To celebrate Women’s History Month, Speaker Nancy Pelosi shared policy insights and reflected on the 100th anniversary of the 19th Amendment.
This year marks the 100th anniversary of the 19th Amendment, an amendment that established women’s right to vote in the United States. In celebration of the anniversary and Women’s History Month, the McCourt School’s Institute of Politics and Public Service (GU Politics) and SiriusXM hosted a discussion earlier this month with the first female Speaker of the House, Nancy Pelosi and Julie Mason of SiriusXM’s POTUS Channel.
Dean Maria Cancian kicked off the event by highlighting the importance of elevating all voices in policy while spotlighting McCourt’s Women in Public Policy Initiative (WIPPI) and first-year MPP student Morgan Sasser (MPP ‘21), who took the stage to introduce Speaker Nancy Pelosi and SiriusXM’s Julie Mason. Mason opened the conversation noting that while the 19th Amendment was passed before the 1920 presidential election, it took years for women to turn out to vote and that there was some tension between suffragists and abolitionists. Speaker Pelosi recalled hearing about a newspaper headline that said women were given the right to vote. “No such thing – we weren’t given anything,” said Pelosi. “We marched… and sacrificed for decades in order to achieve the right to vote.”
Throughout the conversation, Pelosi discussed the life of suffragette Jeannette Rankin, offered advice to women, shared insight on some of today’s most critical policy topics, and answered questions from Georgetown students.
Know Your Power
Speaker Pelosi described her first meeting in the White House as the first female Speaker of the House, “I realized this was unlike any meeting I had ever been to at the White House before.” In that meeting, she said she suddenly felt squeezed in her chair as she realized that suffragettes, like Susan B. Anthony and Sojourner Truth, were all sitting in the chair with her. “I could hear them say: at last, we have a seat at the table,” Speaker Pelosi explained as the audience broke out in applause.
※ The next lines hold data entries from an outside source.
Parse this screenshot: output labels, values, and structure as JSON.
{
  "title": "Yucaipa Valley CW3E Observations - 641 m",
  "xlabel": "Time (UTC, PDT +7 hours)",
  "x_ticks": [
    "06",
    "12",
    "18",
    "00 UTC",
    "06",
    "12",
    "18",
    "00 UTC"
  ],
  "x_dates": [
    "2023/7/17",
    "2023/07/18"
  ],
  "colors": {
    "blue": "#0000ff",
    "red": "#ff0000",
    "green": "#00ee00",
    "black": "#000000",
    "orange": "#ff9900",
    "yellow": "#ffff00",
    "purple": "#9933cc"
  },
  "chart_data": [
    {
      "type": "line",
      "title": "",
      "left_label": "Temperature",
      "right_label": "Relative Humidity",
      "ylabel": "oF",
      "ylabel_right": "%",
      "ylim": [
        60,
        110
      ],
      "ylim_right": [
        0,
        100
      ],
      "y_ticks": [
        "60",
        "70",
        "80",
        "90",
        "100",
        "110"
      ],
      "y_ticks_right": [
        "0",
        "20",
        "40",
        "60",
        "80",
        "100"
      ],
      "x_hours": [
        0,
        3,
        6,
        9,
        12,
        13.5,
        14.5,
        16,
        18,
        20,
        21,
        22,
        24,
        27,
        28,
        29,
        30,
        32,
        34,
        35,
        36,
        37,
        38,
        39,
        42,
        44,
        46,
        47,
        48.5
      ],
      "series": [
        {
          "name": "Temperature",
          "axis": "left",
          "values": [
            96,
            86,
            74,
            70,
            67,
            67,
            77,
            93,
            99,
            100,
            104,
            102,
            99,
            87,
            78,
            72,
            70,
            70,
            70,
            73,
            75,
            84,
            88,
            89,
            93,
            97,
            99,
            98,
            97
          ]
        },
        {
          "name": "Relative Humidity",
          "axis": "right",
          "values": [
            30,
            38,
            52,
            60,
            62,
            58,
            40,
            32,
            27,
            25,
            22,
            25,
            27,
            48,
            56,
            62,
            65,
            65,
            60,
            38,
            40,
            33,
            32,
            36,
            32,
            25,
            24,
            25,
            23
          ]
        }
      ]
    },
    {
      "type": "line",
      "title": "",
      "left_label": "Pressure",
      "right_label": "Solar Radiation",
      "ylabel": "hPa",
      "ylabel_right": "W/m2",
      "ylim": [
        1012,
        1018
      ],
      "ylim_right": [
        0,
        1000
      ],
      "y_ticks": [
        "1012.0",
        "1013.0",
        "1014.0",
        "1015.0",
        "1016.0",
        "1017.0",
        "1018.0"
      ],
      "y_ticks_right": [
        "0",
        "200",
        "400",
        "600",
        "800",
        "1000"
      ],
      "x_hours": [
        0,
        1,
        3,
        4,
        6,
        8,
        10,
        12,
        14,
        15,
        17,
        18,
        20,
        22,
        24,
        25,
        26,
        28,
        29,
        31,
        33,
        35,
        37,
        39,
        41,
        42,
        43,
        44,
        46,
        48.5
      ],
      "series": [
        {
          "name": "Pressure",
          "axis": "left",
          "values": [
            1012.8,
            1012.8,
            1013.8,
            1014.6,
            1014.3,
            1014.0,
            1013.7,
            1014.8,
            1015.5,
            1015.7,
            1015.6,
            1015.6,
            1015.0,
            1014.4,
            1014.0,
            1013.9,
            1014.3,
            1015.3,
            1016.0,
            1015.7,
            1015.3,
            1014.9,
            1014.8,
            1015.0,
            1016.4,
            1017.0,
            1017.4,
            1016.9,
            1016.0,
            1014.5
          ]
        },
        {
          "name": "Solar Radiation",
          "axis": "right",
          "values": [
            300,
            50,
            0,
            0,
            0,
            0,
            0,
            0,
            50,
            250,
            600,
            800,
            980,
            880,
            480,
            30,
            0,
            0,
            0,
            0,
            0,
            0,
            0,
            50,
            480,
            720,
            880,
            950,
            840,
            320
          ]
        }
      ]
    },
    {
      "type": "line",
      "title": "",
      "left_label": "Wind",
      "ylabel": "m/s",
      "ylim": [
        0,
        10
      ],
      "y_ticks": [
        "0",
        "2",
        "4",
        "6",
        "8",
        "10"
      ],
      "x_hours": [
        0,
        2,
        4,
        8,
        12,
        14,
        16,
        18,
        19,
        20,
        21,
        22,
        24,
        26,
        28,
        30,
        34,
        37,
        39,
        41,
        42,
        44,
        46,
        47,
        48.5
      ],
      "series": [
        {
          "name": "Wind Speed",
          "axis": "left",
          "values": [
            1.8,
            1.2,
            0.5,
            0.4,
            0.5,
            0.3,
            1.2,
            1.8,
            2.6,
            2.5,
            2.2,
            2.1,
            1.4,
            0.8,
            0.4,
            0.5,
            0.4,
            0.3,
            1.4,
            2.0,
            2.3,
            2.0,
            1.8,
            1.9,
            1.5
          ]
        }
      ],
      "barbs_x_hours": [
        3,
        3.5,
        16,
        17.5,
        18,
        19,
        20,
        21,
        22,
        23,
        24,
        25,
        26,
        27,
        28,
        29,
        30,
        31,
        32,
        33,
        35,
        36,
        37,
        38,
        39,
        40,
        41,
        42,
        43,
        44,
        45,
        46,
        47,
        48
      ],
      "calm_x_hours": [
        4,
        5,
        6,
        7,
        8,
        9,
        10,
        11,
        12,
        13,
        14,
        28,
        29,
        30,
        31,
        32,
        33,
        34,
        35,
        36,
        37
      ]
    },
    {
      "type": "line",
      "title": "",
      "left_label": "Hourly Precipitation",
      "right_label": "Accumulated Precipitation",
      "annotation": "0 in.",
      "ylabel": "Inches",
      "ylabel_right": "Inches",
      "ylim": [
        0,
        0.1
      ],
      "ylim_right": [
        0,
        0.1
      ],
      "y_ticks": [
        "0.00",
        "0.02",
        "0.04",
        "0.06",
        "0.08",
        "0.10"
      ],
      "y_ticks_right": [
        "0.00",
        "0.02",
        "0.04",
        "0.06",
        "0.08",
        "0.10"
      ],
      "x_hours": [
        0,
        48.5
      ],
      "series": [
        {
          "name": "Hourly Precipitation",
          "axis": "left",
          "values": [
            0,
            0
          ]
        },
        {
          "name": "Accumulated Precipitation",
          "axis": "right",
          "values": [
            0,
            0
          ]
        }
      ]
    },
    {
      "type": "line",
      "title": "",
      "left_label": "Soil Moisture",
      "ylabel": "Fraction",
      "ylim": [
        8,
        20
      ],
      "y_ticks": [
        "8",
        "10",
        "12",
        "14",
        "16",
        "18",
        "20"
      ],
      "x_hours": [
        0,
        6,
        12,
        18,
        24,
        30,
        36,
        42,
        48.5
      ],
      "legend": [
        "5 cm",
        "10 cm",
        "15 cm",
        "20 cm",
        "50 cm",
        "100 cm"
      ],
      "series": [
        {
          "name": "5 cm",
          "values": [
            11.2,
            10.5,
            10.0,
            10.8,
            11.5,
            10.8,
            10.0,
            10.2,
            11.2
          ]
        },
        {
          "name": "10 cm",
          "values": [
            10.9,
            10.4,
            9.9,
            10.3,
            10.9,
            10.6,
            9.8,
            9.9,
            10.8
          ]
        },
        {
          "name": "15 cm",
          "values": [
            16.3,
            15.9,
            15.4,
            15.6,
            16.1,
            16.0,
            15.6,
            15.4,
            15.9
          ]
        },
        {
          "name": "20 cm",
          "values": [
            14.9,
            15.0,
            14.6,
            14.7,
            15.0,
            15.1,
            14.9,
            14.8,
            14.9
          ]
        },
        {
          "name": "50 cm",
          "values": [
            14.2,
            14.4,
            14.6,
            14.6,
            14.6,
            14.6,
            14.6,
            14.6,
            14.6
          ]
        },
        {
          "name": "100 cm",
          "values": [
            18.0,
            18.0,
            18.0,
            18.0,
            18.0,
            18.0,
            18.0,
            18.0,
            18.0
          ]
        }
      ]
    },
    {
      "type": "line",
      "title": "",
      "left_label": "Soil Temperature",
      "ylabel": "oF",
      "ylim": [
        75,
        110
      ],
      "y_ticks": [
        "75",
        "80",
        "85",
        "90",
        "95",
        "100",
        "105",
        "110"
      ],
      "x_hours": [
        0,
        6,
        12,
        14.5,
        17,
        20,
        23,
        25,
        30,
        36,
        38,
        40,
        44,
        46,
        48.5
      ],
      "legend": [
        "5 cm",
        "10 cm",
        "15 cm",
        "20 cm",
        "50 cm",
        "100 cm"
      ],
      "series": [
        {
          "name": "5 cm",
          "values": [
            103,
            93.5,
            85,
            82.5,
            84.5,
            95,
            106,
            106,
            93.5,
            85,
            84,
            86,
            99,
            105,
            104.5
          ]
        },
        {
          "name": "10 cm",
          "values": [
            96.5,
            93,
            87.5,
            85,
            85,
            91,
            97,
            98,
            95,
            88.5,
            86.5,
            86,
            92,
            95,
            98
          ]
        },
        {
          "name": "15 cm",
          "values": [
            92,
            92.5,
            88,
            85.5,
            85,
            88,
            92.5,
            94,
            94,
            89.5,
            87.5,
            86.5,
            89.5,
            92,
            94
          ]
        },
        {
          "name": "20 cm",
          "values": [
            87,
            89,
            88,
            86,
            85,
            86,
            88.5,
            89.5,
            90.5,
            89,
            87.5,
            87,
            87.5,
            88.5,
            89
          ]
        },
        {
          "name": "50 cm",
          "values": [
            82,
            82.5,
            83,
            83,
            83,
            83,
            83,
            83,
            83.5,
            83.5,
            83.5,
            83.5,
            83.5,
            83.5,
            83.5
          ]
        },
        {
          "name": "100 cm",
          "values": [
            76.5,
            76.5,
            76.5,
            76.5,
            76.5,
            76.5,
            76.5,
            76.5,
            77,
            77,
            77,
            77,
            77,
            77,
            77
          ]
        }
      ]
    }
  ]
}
While reflecting on the 19th Amendment, Speaker Pelosi explained how critical it is for women’s equality that women have a voice and representation in all sectors. Her advice to women is: “Have confidence and know your power.” She commended Dean Cancian and McCourt for supporting the Women in Public Policy Initiative and encouraged women to stay engaged and remember the strength and value of their experience.
Don’t Agonize, Organize
Pelosi commented on the number of women that ran for president this cycle, mentioning that the field was very large suggesting that it made garnering support difficult while adding that a lot of men also have also dropped out. She noted the achievements that women have made in politics including Hillary Clinton becoming the first female presidential nominee of a major US political party while acknowledging there is still much work ahead for equal representation of women in politics. “I thought we’d have a woman president long before we had a woman [as] Speaker of the House,” said Pelosi. “Because if you want to talk about a glass ceiling, I’ll tell you about a marble ceiling.”
She shared additional advice to the women in the room and for those tuning in to the broadcast, “When you put yourself out there, you have to believe that you are the one that can do the job.” Speaker Pelosi said that people tend to think that education and healthcare are women’s issues, and she described how she advocates for women in Congress to have a voice and involvement with committees focused on all topics like security issues. “Every issue is a women’s issue — women take ownership of it all because that’s what it takes to be the president of the United States,” Pelosi explained as she summed up her thoughts on the topic. “I have a motto — we don’t agonize, we organize.”
Speaker Pelosi is optimistic that a woman will be president, she just is not sure when. Before moving to questions from the audience, Pelosi made a point to say that she will enthusiastically embrace (or elbow bump) whoever becomes the Democratic nominee. Mason then opened up for questions, and several members of the Georgetown community asked about a range of topics including bipartisanship, campaign finance, and journalism.